Still, I accept my mistakes and I give up on love. I played the game and lost and I am out of the tournament.

You only get one "once in a lifetime" and I blew mine. What's left is to just be a good mom and hopefully a better person who is a little wiser, a little stronger and certainly a little sadder.

A smarter girl than me would have known better than to date Satan.

1 comment:

Anonymous said...

You need to give yourself a second chance and stop beating yourself up over jeff's behavior. It's easy to be irresistible when you don't have the "baggage" that comes with years of being together. And if you can lie with conviction and not be concerned about who gets hurt. Even if he wasn't concerned about you or Brad, what he did was bad for Taylor.

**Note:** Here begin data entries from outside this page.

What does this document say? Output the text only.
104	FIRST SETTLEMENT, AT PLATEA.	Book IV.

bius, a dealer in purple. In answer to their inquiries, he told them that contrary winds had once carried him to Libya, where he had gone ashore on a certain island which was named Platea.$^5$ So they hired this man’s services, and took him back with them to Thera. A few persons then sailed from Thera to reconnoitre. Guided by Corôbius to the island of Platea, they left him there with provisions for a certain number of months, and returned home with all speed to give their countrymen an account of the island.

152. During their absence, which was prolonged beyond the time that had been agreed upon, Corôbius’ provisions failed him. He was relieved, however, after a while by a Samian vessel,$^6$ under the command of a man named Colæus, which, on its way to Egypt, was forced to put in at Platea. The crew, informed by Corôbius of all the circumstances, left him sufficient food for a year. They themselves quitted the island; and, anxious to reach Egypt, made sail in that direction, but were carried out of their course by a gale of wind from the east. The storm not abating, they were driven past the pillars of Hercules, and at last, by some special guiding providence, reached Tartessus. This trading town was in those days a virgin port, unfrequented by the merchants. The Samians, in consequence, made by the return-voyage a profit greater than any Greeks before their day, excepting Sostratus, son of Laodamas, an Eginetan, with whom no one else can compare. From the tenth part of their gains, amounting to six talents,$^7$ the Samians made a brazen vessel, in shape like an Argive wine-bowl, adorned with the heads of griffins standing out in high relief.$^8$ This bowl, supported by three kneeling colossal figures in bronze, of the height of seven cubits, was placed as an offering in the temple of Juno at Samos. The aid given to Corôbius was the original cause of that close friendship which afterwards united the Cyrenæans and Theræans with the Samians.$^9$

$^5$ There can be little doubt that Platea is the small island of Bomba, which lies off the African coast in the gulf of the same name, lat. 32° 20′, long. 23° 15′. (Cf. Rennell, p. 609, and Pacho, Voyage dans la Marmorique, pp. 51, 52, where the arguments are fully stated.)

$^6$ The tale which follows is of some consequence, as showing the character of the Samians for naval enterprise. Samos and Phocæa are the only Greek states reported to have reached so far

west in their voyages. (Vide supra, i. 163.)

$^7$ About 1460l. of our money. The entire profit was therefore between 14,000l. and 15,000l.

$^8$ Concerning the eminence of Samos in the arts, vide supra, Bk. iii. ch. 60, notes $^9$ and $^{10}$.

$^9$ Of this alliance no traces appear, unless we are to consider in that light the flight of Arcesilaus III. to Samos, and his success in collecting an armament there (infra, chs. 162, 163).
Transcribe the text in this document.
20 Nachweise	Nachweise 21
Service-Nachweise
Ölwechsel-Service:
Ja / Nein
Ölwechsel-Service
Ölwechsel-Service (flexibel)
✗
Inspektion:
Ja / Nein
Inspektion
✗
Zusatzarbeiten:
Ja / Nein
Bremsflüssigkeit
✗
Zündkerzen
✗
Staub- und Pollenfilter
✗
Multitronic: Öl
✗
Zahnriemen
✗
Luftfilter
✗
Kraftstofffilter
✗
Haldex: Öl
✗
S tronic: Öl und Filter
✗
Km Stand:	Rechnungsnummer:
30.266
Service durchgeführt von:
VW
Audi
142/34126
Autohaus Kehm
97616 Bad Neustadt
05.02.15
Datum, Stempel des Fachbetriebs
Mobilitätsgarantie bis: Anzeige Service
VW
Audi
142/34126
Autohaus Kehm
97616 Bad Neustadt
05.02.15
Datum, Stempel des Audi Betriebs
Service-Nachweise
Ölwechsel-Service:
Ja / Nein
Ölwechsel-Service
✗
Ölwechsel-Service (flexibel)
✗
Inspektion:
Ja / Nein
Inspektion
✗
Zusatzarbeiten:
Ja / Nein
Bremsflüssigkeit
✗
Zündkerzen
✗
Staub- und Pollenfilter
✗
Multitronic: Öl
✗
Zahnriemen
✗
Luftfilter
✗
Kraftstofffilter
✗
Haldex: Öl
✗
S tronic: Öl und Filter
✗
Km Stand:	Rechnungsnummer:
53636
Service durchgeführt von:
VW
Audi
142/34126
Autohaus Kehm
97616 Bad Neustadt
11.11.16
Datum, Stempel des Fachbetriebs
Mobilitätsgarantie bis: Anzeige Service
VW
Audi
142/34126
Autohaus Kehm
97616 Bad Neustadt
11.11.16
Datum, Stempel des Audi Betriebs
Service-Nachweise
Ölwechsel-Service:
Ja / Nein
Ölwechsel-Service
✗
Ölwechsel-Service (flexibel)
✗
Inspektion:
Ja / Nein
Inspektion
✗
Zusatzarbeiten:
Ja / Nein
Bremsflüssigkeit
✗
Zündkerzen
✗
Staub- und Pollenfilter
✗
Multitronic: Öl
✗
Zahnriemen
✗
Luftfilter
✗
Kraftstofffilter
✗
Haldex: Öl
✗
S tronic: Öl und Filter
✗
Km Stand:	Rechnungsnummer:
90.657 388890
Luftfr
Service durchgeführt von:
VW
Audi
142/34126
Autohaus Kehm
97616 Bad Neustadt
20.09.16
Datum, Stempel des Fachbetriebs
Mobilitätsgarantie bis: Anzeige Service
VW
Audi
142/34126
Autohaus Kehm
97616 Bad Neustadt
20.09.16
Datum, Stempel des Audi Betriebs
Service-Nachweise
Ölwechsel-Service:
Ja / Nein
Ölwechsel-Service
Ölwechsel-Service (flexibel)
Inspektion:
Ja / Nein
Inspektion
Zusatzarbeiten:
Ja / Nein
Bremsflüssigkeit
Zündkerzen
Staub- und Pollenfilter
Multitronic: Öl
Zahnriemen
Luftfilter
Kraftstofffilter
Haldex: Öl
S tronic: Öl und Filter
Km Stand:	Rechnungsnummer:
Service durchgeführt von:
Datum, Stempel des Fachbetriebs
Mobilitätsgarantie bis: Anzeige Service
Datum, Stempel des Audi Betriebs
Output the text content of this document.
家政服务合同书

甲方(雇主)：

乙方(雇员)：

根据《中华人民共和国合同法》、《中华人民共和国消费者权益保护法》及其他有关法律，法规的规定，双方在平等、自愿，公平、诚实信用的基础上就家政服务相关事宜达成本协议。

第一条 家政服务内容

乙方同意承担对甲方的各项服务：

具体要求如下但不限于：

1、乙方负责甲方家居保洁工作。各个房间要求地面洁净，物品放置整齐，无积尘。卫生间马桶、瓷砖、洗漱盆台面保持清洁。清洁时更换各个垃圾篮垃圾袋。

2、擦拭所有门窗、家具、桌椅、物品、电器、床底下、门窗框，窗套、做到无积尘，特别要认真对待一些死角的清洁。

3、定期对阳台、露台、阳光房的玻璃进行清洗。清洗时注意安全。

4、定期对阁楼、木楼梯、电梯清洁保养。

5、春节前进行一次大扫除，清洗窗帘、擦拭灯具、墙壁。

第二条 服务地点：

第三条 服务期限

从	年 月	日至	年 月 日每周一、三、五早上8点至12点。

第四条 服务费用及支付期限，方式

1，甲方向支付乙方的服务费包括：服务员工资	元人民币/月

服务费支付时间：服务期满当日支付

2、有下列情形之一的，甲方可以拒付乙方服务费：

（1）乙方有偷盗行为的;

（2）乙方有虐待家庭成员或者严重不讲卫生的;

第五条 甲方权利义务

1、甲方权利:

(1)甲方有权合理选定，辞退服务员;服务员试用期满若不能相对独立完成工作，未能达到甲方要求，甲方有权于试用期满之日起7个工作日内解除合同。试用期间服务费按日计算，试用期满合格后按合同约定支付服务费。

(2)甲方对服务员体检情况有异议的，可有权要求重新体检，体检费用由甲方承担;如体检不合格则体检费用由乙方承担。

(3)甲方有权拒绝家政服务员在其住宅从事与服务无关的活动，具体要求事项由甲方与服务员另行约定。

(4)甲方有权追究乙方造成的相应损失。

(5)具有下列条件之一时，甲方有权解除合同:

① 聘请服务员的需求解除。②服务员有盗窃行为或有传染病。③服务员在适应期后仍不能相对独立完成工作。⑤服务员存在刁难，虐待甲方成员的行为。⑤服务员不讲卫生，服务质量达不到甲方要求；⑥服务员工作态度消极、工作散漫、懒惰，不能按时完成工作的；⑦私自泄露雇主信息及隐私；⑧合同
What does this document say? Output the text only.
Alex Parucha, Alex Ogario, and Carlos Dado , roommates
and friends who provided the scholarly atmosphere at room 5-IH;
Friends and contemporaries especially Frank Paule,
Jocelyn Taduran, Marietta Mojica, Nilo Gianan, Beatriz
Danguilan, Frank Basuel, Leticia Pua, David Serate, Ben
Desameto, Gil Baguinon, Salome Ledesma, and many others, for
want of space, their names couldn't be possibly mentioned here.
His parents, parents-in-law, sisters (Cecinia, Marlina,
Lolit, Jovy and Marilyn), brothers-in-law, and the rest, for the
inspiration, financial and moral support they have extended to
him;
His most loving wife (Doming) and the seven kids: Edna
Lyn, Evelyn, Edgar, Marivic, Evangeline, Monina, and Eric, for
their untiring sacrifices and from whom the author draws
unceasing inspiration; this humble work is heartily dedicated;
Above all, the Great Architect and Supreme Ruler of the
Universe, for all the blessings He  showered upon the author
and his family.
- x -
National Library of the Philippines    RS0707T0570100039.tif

You don't need to be the same person you were back when you first met Brad. You just need to be the best person you can be today. It's not a quest for the old Christine but a search for the new and improved Christine. You have acknowledged your mistakes and learned whatever lessons you can from it. Remember the past; but don't dwell on it.

When it comes to love, you are never out of the tournament. If you believe in yourself, other people will too. Who's to say that you only get one "once in a lifetime"? Some people settle and never find the one. Others met more than their fair share. January is gone and February has begun. Just stay on schedule (financially) and don't look back.